Мизин, писавший протокол, спросил:

– А кто эти молодые плечи?

– Молодые плечи – это Супрун Александр Георгиевич. Хохряков знает, я его знакомил с ним.

Кто-то из членов бюро спросил, знает ли Чекмень лично этого самого Супруна. Чекмень ответил, что знает, вместе с ним воевал, что человек он толковый, энергичный, напористый, дело знает. Потом задали еще несколько малозначащих вопросов. Чекмень ответил. Мизин старательно все записывал; он умудрился уже заполнить три тетрадные страницы и вопросительно оглядывался, не задаст ли еще кто-нибудь вопроса. Духанин оторвался от чистки своих брюк и спросил:

– А с Константином Николаевичем вы говорили об этом?

– О таких вещах обычно говорят, когда уже принято определенное решение.

– Значит, оно еще не принято?

– Насколько мне известно, решение принимает не декан, а директор. Это уж его прерогатива. Мне пока ничего не известно.

Духанин опять принялся за свои брюки.

– Ну что, будут еще вопросы? – спросил Хохряков. – Или все ясно?

Николай поднял руку. Хохряков кивнул головой.

– У меня к тебе два вопроса, Алексей Иванович, – сказал Николай, вставая. – Не можешь ли ты сказать, какие именно неточности и погрешности допускает Никольцев в своих планах, и что ты имел в виду, когда говорил, что он там чего-то не улавливает в жизни?

– Совершенно верно, – кивнул головой Чекмень. – Не всегда может уловить потребности жизни.

– Это первый вопрос. И второй: нормально ли, по-твоему, то, что до сегодняшнего дня об этом деле знает весь институт и не знает один только Никольцев?
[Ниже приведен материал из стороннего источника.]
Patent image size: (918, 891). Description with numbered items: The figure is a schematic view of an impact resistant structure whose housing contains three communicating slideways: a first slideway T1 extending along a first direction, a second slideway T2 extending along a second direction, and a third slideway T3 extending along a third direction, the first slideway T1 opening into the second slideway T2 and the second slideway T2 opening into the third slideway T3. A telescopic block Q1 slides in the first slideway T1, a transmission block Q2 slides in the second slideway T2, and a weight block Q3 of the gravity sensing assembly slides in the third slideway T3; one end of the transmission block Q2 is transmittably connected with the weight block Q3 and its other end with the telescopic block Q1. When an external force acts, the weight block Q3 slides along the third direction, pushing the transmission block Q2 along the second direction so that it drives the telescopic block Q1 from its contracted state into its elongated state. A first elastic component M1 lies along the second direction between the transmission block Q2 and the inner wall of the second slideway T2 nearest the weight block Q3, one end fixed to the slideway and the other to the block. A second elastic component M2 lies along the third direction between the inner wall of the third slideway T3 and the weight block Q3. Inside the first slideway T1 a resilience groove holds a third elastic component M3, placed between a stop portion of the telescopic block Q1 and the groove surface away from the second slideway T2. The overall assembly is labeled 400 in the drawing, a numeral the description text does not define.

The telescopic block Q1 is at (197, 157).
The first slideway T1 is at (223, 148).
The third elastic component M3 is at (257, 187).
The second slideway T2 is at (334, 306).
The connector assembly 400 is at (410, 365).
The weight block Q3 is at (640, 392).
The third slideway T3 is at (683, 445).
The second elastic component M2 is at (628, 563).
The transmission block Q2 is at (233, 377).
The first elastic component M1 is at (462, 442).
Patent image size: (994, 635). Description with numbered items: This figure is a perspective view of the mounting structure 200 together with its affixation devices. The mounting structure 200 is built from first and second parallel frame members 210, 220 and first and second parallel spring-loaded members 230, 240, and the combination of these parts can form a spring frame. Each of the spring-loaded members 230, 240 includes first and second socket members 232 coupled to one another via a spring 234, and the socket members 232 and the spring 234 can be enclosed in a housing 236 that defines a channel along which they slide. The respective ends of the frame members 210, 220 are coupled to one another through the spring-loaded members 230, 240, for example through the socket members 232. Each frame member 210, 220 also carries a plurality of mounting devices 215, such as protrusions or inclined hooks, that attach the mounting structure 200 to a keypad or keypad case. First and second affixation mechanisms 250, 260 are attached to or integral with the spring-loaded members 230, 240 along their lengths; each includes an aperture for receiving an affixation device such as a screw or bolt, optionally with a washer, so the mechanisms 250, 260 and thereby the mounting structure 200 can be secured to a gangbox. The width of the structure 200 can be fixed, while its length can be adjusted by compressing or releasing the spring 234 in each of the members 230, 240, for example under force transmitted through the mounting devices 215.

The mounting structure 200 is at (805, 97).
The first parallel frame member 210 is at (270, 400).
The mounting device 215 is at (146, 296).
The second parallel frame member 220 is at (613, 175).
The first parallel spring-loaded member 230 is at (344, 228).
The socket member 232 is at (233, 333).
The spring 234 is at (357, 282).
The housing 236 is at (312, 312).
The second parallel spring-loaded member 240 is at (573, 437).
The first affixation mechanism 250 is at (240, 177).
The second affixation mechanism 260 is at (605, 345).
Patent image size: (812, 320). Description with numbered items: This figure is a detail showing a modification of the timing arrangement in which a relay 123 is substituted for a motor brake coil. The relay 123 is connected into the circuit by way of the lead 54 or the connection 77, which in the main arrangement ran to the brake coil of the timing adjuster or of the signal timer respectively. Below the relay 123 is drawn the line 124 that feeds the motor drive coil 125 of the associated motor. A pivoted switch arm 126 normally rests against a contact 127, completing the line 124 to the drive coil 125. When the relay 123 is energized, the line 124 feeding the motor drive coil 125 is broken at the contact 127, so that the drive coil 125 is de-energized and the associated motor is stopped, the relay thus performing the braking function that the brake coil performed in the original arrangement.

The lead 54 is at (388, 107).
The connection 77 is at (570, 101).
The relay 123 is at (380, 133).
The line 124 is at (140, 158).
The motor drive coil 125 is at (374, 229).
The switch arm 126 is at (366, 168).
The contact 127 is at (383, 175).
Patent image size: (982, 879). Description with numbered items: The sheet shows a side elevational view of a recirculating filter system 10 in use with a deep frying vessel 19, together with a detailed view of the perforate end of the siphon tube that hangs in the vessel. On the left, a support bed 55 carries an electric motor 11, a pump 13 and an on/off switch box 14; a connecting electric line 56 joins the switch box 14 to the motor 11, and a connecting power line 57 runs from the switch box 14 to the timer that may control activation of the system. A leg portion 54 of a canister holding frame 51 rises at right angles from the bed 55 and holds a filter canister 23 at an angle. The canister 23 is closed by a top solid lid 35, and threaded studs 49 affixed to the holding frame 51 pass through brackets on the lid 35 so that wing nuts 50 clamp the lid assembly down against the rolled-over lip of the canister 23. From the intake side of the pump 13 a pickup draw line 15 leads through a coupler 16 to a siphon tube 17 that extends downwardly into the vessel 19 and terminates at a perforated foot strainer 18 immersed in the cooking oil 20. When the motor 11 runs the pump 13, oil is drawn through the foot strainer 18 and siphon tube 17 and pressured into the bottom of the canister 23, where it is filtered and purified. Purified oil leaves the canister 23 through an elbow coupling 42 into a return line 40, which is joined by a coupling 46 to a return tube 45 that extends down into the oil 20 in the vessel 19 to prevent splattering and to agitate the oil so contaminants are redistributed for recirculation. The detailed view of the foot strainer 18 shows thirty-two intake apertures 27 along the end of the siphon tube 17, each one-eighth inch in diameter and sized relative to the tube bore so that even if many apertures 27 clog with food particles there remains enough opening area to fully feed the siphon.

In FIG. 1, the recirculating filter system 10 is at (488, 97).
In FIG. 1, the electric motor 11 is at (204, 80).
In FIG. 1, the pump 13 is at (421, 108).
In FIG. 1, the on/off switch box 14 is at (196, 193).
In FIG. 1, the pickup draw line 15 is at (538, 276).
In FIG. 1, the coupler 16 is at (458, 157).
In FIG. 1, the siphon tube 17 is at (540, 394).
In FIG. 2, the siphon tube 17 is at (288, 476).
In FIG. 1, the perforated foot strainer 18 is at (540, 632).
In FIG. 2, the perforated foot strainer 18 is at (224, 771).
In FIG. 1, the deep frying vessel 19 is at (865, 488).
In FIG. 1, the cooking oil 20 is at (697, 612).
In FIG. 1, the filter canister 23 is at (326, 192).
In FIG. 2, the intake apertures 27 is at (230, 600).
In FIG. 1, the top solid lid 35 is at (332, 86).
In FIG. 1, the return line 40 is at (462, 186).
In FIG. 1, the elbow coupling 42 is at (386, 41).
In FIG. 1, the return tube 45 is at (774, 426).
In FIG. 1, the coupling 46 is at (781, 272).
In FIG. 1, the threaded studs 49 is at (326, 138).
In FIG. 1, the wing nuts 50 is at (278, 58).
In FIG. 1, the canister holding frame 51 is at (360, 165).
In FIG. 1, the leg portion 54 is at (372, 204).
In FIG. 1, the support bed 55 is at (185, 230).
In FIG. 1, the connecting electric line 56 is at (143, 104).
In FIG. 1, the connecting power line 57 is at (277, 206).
– Что ж, могу ответить. – Чекмень встал. – На второй вопрос я ответил, по-моему, достаточно ясно, а на первый… Видишь ли, если говорить уж начистоту, то дело, конечно, не в этих погрешностях и неточностях в планах. Дело в другом. – Он слегка поморщился, как это делают всегда, когда говорят о том, о чем говорить не хочется. – Я знаю, что мне сейчас скажут. Скажут, что студенты, мол, любят старика, что он пользуется у них авторитетом и что нельзя, мол, его обижать, пусть уж дотягивает до конца. Ведь ты об этом думал, Митясов?

Николай кивнул головой.

– Так вот что я могу ответить на это, – продолжал Чекмень. – Авторитет и любовь – вещи, бесспорно, хорошие, но – давайте говорить прямо – важно еще и другое. Важно, какими путями этой любви и авторитета добиваются. Мы с вами, товарищи, не в игрушки сейчас играем. Мы заняты работой. И нелегкой работой. Не за горами конец года. Через каких-нибудь два месяца, даже меньше, – экзаменационная сессия. Одним словом, работы по горло, успевай только. И особенно тебе, Митясов, это должно быть понятно. Последнюю работу по химии еле-еле на тройку вытянул. Да и с «Основами марксизма» могло быть получше.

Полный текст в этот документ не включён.